DIFFICULTÉS DE TRANSFORMATION- Pour sa part, le directeur général de la société de transformation et de commercialisation de produits agricoles (Nyela Nuts) et membre du Groupement des transformateurs d’anacarde du Mali (GTRAM), Hamaré Maïga, indique que la qualité constitue un énorme problème pour les transformateurs. «Pour faire une bonne transformation, il faut d’abord des noix de qualité alors qu’au Mali, il n’est pas facile de les avoir», fait-il remarquer. Il conseille aux producteurs de ne pas récolter précocement le cajou. «Si les producteurs voient que la pomme est rouge, ils croient que la noix est arrivée à terme. Alors qu’elle peut devenir rouge sans que la noix ne soit à terme. Tant que la noix n’est pas à terme, ceci constitue un déficit pour les transformateurs».

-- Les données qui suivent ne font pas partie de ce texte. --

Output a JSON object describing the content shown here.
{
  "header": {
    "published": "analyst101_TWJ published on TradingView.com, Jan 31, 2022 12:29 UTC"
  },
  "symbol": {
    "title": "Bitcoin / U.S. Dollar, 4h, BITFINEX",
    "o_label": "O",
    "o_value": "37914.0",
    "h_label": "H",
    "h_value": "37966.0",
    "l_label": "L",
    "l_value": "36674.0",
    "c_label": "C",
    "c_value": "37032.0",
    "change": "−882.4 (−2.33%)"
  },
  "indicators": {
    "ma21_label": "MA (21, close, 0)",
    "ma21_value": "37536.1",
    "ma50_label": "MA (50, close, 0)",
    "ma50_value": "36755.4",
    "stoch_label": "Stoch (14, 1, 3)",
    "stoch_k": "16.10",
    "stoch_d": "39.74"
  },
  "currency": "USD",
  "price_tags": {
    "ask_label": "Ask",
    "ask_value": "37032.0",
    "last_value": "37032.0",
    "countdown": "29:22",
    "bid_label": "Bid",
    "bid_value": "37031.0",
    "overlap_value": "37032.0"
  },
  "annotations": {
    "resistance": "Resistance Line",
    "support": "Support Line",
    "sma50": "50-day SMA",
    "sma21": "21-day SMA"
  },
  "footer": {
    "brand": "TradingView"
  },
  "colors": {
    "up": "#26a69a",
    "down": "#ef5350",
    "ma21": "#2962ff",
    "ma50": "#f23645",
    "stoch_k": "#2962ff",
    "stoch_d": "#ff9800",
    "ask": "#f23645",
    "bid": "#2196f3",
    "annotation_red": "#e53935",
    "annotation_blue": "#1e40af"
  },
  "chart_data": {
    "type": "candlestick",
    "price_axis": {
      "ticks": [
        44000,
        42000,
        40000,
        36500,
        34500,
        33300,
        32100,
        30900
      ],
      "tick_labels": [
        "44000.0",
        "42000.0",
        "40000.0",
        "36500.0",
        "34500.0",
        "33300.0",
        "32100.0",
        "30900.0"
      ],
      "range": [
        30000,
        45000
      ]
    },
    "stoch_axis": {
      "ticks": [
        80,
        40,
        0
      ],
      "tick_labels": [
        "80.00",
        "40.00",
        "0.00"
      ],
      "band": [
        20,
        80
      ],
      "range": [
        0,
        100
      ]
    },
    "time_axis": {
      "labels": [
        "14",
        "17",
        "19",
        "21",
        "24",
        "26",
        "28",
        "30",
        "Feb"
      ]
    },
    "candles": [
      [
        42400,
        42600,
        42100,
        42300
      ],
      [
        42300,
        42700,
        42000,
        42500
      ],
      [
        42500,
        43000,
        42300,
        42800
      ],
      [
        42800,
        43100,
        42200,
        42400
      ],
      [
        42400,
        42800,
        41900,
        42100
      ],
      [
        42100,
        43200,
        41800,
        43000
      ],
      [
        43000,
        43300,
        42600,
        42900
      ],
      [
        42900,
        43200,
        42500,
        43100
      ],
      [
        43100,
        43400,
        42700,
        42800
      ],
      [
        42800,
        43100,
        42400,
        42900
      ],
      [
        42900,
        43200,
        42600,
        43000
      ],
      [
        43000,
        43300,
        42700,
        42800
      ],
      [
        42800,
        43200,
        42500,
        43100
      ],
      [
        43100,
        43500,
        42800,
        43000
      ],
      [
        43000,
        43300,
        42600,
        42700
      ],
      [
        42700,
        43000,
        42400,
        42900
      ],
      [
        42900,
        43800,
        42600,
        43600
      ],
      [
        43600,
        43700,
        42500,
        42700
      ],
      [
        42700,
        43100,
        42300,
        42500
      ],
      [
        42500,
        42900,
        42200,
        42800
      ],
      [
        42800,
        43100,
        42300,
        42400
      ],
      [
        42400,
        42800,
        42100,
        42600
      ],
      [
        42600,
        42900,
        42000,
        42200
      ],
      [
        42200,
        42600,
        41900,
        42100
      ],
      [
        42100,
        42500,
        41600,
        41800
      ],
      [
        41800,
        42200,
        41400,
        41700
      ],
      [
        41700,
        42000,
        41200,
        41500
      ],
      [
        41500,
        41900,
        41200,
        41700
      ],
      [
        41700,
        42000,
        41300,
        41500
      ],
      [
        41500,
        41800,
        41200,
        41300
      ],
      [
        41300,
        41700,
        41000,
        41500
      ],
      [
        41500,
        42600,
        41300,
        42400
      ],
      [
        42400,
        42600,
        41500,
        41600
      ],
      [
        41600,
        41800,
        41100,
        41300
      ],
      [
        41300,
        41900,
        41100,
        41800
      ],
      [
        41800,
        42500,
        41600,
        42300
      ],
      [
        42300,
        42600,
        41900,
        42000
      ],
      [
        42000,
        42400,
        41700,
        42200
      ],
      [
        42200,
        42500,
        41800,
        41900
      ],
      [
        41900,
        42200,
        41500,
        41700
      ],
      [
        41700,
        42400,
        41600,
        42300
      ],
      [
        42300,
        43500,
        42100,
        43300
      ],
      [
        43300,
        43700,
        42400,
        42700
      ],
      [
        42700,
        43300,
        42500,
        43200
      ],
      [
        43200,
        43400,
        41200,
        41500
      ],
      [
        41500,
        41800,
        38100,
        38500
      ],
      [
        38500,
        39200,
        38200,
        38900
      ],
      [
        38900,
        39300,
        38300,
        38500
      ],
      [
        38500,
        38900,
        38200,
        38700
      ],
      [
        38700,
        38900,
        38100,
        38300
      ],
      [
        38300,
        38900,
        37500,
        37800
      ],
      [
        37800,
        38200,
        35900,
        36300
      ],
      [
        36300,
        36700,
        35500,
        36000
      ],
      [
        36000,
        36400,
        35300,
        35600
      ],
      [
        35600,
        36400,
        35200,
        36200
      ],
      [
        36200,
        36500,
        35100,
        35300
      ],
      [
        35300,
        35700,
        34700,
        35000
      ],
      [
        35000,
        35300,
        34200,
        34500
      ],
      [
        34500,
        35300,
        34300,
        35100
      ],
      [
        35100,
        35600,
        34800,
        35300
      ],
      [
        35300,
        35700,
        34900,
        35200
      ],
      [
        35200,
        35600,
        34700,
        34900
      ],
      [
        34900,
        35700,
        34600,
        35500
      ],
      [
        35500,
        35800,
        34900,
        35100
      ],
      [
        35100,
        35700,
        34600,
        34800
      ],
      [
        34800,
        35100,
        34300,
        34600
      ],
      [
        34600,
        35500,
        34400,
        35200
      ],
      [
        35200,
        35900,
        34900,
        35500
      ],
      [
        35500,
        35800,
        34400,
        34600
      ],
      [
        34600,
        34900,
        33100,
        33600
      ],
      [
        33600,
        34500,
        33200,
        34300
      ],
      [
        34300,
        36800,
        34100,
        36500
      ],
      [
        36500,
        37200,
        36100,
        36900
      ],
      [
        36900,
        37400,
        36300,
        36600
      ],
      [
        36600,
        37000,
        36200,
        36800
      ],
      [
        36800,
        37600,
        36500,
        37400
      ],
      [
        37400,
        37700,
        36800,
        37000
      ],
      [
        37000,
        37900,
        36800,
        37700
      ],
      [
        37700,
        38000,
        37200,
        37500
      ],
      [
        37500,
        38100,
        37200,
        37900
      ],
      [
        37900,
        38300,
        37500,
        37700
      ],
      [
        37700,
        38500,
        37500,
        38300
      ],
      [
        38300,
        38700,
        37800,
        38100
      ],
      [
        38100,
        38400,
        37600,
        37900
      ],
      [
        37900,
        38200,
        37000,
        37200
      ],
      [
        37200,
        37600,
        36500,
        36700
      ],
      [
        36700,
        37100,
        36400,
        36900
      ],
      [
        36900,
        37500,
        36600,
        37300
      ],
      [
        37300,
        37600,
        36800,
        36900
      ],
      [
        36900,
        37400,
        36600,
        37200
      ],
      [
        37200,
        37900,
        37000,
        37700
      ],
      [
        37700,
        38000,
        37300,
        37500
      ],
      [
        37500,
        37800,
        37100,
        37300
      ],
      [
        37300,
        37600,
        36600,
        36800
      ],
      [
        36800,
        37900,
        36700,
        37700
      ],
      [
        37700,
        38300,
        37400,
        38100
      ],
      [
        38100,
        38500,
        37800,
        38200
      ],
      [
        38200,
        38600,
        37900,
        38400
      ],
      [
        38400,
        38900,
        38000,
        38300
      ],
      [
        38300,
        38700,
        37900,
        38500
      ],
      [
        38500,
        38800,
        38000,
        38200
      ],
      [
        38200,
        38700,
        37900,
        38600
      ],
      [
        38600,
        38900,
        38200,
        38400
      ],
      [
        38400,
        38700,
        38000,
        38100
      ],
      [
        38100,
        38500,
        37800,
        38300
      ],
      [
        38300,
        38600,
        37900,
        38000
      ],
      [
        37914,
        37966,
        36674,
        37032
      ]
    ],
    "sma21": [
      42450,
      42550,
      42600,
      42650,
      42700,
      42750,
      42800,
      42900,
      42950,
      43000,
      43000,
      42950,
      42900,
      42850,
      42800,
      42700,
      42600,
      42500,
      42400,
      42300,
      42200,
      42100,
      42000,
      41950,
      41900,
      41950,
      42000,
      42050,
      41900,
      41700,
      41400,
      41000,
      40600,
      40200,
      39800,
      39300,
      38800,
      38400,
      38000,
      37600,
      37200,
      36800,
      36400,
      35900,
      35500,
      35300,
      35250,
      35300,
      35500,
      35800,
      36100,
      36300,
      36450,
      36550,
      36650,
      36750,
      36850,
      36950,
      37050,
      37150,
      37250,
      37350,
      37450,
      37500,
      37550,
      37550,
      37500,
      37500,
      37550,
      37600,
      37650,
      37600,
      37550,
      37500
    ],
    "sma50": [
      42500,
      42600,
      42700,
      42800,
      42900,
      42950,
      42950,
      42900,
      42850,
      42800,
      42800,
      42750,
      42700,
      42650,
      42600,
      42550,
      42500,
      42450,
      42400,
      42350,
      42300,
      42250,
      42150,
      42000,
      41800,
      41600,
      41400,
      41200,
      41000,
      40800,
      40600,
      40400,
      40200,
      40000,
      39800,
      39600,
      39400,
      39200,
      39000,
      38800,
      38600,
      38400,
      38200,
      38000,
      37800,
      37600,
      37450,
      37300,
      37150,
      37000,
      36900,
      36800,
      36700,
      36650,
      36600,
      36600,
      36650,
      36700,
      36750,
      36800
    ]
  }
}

Hamaré Maïga déplore aussi le coût exorbitant des machines de transformation. «C’est la raison pour laquelle la plupart des transformations locales sont faites à la main, comme la pâte et le jus», explique notre interlocuteur. Au Mali, à part Nyela Nuts et Koumantou, il n’y a pas une vraie industrie de transformation. «Il existe quatre types de transformation à base d’anacarde. La transformation à partir de l’amande naturelle pour produire la pâte (cajou dèguè), les noix frites commercialisées dans les supers marchés et les produits de rajout pour l’exportation et enfin la transformation de la pomme pour extraire les jus», détaille-t-il. Pour Maïga, le gouvernement doit augmenter la taxe sur l’exportation de l’anacarde brute, afin d’empêcher les étrangers de s’approvisionner sans payer de taxe à l’État. Ces taxes, serviront à refinancer la filière à partir de la base. À raison de 30.000 Fcfa la tonne, la production (100.000 tonnes) peut générer une manne financière de 3 milliards de Fcfa par an, selon Hamaré Maïga.
Pour Adama Diarra, président de l’Union des producteurs de l’anacarde de la Région de Sikasso, les locaux souffrent de l’exportation anarchique. «Le Mali est un producteur d’anacarde qui ne bénéficie absolument rien de cette énorme richesse. Et pire, notre pays n’est même pas reconnu sur le plan mondial comme producteur d’anacarde», se navre-t-il.
À partir de la noix de cajou, on peut produire de l’huile, du savon, du jus qui sont des produits importants pour la santé humaine. Sans compter que le lubrifiant hydraulique utilisé exclusivement pour le freinage des avions est également extrait de la noix de cajou. Nos autorités doivent sentir ce filon et appuyer le secteur privé à installer des unités de production de ce lubrifiant hydraulique destiné au système de freinage des aéronefs. Ce marché nous procurerait des devises conséquentes et pérennes et aura aussi l’avantage de développer un des nombreux pans de la filière aéronautique. Cela enrichirait le tissu industriel du pays et offrirait des opportunités d’emplois à beaucoup de jeunes.